# EP Crab



## Laguna Freak (Nov 15, 2006)

I've only been tying since last winter and have enjoyed catching on my own flies. I decided to try an ep crab so I tied up this one in a marsh crab pattern with red bucktail claws as an attractor.

What do you old salts think? Any ideas for improvement?


----------



## Backcast (Jul 22, 2005)

Have to try it out and report back. Looks good to me.

I copied on of Fred Hannie's crabs thinking I would use it for Sheephead but have not caught one. It really hits with a splat.

the other are some crab flies using some foam rope in the Merkin style also thinking of using for sheephead.

Joe


----------



## Laguna Freak (Nov 15, 2006)

*Hannie crab*

Backcast

The Hannie crab looks real great! Does the build up of mono & head cement make those flies heavy...for a fly I mean?


----------



## Joe T (Dec 13, 2012)

nice crabs LF. you could easily tie in two grizzly hackles for the claws splayed out.i would rather use a fly that has alot of movement like with artic fox or marabou somewhere on the fly rather than one that looks real but has no movement.just my 2c.


----------



## Backcast (Jul 22, 2005)

I fished it once for sheepies and it did hit hard and loud. I think maybe get it down in front of them and then wait. I have had sheephead follow fly right up to the boat and no strike. Tough bite to get for me.

Joe


----------



## Laguna Freak (Nov 15, 2006)

Joe T said:


> nice crabs LF. you could easily tie in two grizzly hackles for the claws splayed out.i would rather use a fly that has alot of movement like with artic fox or marabou somewhere on the fly rather than one that looks real but has no movement.just my 2c.


I tend to agree with you Joe. I've got a couple spun deer hair and hackle flies that I've tied and their claws have good action. I was looking for a material that is more durable than feathers but I don't think my buck tail claws are going to have much action either.


----------



## easoutdoors (Jun 4, 2004)

*crabs*

I found a few different crab patterns hoping to figure out how to recreate them myself ( first pic is top, second is bottom view).

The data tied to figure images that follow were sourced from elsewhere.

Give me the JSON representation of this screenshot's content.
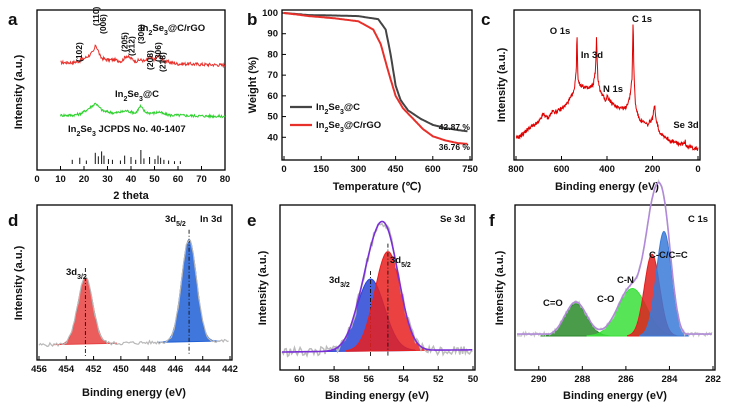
{
  "chart_data": [
    {
      "panel": "a",
      "type": "line",
      "xlabel": "2 theta",
      "ylabel": "Intensity (a.u.)",
      "xlim": [
        0,
        80
      ],
      "xticks": [
        "0",
        "10",
        "20",
        "30",
        "40",
        "50",
        "60",
        "70",
        "80"
      ],
      "series": [
        {
          "name": "In2Se3@C/rGO",
          "label_main": "In",
          "label_sub1": "2",
          "label_mid": "Se",
          "label_sub2": "3",
          "label_tail": "@C/rGO",
          "color": "#e8302b",
          "x": [
            10,
            15,
            18,
            20,
            22,
            24,
            25,
            26,
            27,
            28,
            30,
            33,
            36,
            38,
            40,
            42,
            44,
            46,
            48,
            50,
            52,
            54,
            57,
            60,
            65,
            70,
            75,
            80
          ],
          "values": [
            0.35,
            0.35,
            0.4,
            0.5,
            0.6,
            0.75,
            1.0,
            0.8,
            0.55,
            0.5,
            0.45,
            0.45,
            0.4,
            0.6,
            0.5,
            0.4,
            0.45,
            0.4,
            0.55,
            0.45,
            0.6,
            0.4,
            0.35,
            0.3,
            0.3,
            0.28,
            0.27,
            0.25
          ]
        },
        {
          "name": "In2Se3@C",
          "label_main": "In",
          "label_sub1": "2",
          "label_mid": "Se",
          "label_sub2": "3",
          "label_tail": "@C",
          "color": "#2fd12f",
          "x": [
            10,
            15,
            18,
            20,
            22,
            24,
            25,
            26,
            27,
            28,
            30,
            33,
            36,
            38,
            40,
            42,
            44,
            46,
            48,
            50,
            52,
            54,
            57,
            60,
            65,
            70,
            75,
            80
          ],
          "values": [
            0.3,
            0.3,
            0.35,
            0.45,
            0.6,
            0.75,
            0.85,
            0.7,
            0.6,
            0.5,
            0.45,
            0.4,
            0.45,
            0.5,
            0.45,
            0.4,
            0.7,
            0.45,
            0.4,
            0.4,
            0.45,
            0.35,
            0.3,
            0.3,
            0.28,
            0.27,
            0.26,
            0.25
          ]
        }
      ],
      "reference": {
        "label_main": "In",
        "label_sub": "2",
        "label_tail": "Se",
        "label_sub2": "3",
        "label_end": " JCPDS No. 40-1407",
        "lines": [
          [
            15.0,
            0.3
          ],
          [
            18.2,
            0.45
          ],
          [
            21.0,
            0.25
          ],
          [
            24.8,
            0.8
          ],
          [
            26.1,
            0.55
          ],
          [
            27.5,
            0.9
          ],
          [
            28.5,
            0.6
          ],
          [
            30.4,
            0.35
          ],
          [
            32.1,
            0.3
          ],
          [
            35.5,
            0.25
          ],
          [
            37.3,
            0.6
          ],
          [
            40.0,
            0.5
          ],
          [
            42.0,
            0.3
          ],
          [
            44.2,
            1.0
          ],
          [
            45.5,
            0.4
          ],
          [
            47.9,
            0.5
          ],
          [
            50.2,
            0.35
          ],
          [
            51.5,
            0.6
          ],
          [
            52.6,
            0.45
          ],
          [
            54.0,
            0.3
          ],
          [
            56.0,
            0.25
          ],
          [
            58.5,
            0.2
          ],
          [
            61.0,
            0.2
          ]
        ]
      },
      "peak_labels": [
        {
          "text": "(102)",
          "x": 17.9
        },
        {
          "text": "(110)",
          "x": 25.0
        },
        {
          "text": "(006)",
          "x": 28.0
        },
        {
          "text": "(205)",
          "x": 37.2
        },
        {
          "text": "(212)",
          "x": 40.2
        },
        {
          "text": "(300)",
          "x": 44.3
        },
        {
          "text": "(208)",
          "x": 48.0
        },
        {
          "text": "(306)",
          "x": 51.4
        },
        {
          "text": "(218)",
          "x": 53.4
        }
      ]
    },
    {
      "panel": "b",
      "type": "line",
      "xlabel": "Temperature (℃)",
      "ylabel": "Weight (%)",
      "xlim": [
        0,
        750
      ],
      "ylim": [
        30,
        100
      ],
      "xticks": [
        0,
        150,
        300,
        450,
        600,
        750
      ],
      "yticks": [
        40,
        50,
        60,
        70,
        80,
        90,
        100
      ],
      "series": [
        {
          "name": "In2Se3@C",
          "legend_main": "In",
          "legend_sub1": "2",
          "legend_mid": "Se",
          "legend_sub2": "3",
          "legend_tail": "@C",
          "color": "#444444",
          "x": [
            0,
            50,
            100,
            200,
            300,
            380,
            410,
            430,
            450,
            470,
            500,
            550,
            600,
            650,
            700,
            740
          ],
          "values": [
            100,
            99.5,
            99,
            98.8,
            98.5,
            97,
            92,
            80,
            65,
            58,
            53,
            49,
            46,
            44.5,
            43.5,
            42.9
          ]
        },
        {
          "name": "In2Se3@C/rGO",
          "legend_main": "In",
          "legend_sub1": "2",
          "legend_mid": "Se",
          "legend_sub2": "3",
          "legend_tail": "@C/rGO",
          "color": "#e8302b",
          "x": [
            0,
            50,
            100,
            200,
            300,
            360,
            390,
            420,
            450,
            480,
            520,
            560,
            600,
            650,
            700,
            740
          ],
          "values": [
            100,
            99.3,
            98.5,
            97.5,
            96,
            92,
            85,
            72,
            60,
            54,
            49,
            44,
            40.5,
            38.5,
            37.2,
            36.8
          ]
        }
      ],
      "end_labels": [
        "42.87 %",
        "36.76 %"
      ]
    },
    {
      "panel": "c",
      "type": "line",
      "xlabel": "Binding energy (eV)",
      "ylabel": "Intensity (a.u.)",
      "xlim": [
        800,
        0
      ],
      "xticks": [
        800,
        600,
        400,
        200,
        0
      ],
      "series": [
        {
          "name": "survey",
          "color": "#e00000",
          "x": [
            800,
            780,
            760,
            740,
            720,
            700,
            680,
            660,
            640,
            620,
            600,
            580,
            560,
            545,
            535,
            532,
            528,
            520,
            500,
            480,
            460,
            450,
            446,
            444,
            440,
            430,
            420,
            405,
            400,
            395,
            380,
            360,
            340,
            320,
            300,
            290,
            285,
            282,
            275,
            260,
            240,
            220,
            200,
            190,
            185,
            170,
            150,
            120,
            100,
            80,
            60,
            56,
            54,
            40,
            20,
            0
          ],
          "values": [
            0.1,
            0.12,
            0.15,
            0.18,
            0.2,
            0.22,
            0.28,
            0.25,
            0.3,
            0.3,
            0.32,
            0.35,
            0.4,
            0.45,
            0.6,
            0.9,
            0.55,
            0.5,
            0.48,
            0.47,
            0.5,
            0.62,
            0.85,
            0.7,
            0.55,
            0.45,
            0.42,
            0.38,
            0.42,
            0.4,
            0.36,
            0.34,
            0.33,
            0.32,
            0.4,
            0.55,
            0.98,
            0.6,
            0.35,
            0.25,
            0.22,
            0.2,
            0.25,
            0.35,
            0.25,
            0.15,
            0.12,
            0.08,
            0.07,
            0.06,
            0.06,
            0.1,
            0.05,
            0.04,
            0.03,
            0.02
          ]
        }
      ],
      "annotations": [
        "O 1s",
        "In 3d",
        "N 1s",
        "C 1s",
        "Se 3d"
      ]
    },
    {
      "panel": "d",
      "type": "area",
      "title_label": "In 3d",
      "xlabel": "Binding energy (eV)",
      "ylabel": "Intensity (a.u.)",
      "xlim": [
        456,
        442
      ],
      "xticks": [
        456,
        454,
        452,
        450,
        448,
        446,
        444,
        442
      ],
      "peaks": [
        {
          "label_main": "3d",
          "label_sub": "3/2",
          "center": 452.6,
          "height": 0.55,
          "width": 0.55,
          "color": "#e84040"
        },
        {
          "label_main": "3d",
          "label_sub": "5/2",
          "center": 445.0,
          "height": 0.85,
          "width": 0.55,
          "color": "#1f5fd6"
        }
      ]
    },
    {
      "panel": "e",
      "type": "area",
      "title_label": "Se 3d",
      "xlabel": "Binding energy (eV)",
      "ylabel": "Intensity (a.u.)",
      "xlim": [
        61,
        50
      ],
      "xticks": [
        60,
        58,
        56,
        54,
        52,
        50
      ],
      "peaks": [
        {
          "label_main": "3d",
          "label_sub": "3/2",
          "center": 55.9,
          "height": 0.45,
          "width": 0.8,
          "color": "#2a45d6"
        },
        {
          "label_main": "3d",
          "label_sub": "5/2",
          "center": 54.9,
          "height": 0.62,
          "width": 0.75,
          "color": "#e82020"
        }
      ],
      "envelope_color": "#7a2fd6"
    },
    {
      "panel": "f",
      "type": "area",
      "title_label": "C 1s",
      "xlabel": "Binding energy (eV)",
      "ylabel": "Intensity (a.u.)",
      "xlim": [
        291,
        282
      ],
      "xticks": [
        290,
        288,
        286,
        284,
        282
      ],
      "peaks": [
        {
          "label": "C=O",
          "center": 288.3,
          "height": 0.17,
          "width": 0.5,
          "color": "#2a8a2a"
        },
        {
          "label": "C-O",
          "center": 285.7,
          "height": 0.25,
          "width": 0.65,
          "color": "#39e039"
        },
        {
          "label": "C-N",
          "center": 284.8,
          "height": 0.43,
          "width": 0.35,
          "color": "#e02020"
        },
        {
          "label": "C-C/C=C",
          "center": 284.25,
          "height": 0.55,
          "width": 0.35,
          "color": "#3a7ad8"
        }
      ],
      "envelope_color": "#b08ad8"
    }
  ]
}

The one on the right ( in first two pics) is easier to tie and shows a lot more action in the water, and the fish seem to like it just fine. The last pic is some variations of the one on the right.


----------



## Mattyvac (Jul 30, 2013)

Looks good! how did you do the pincers?


----------



## Laguna Freak (Nov 15, 2006)

*Pincers*

I stacked small bunches of bucktail in a hair stacker, butt-end down and trimmed off the tips straight. Then I tied the trimmed tip ends to the hook, made a few wraps with 10 lb mono around the hair bunch about 1/4" from the butt-ends and tied it off to pull the hairs together. Added a couple drops of medium thick super glue to the mono and after it cured I trimmed the butt-ends to give a little shape to the pincers.


----------



## crockerag (Nov 9, 2007)

Make your claws out of EP. Take a long, thin, bunch and tie a knot near the end. Several commercial EP flies make their claws using this approach. Another is to do something similar but with Chenille


----------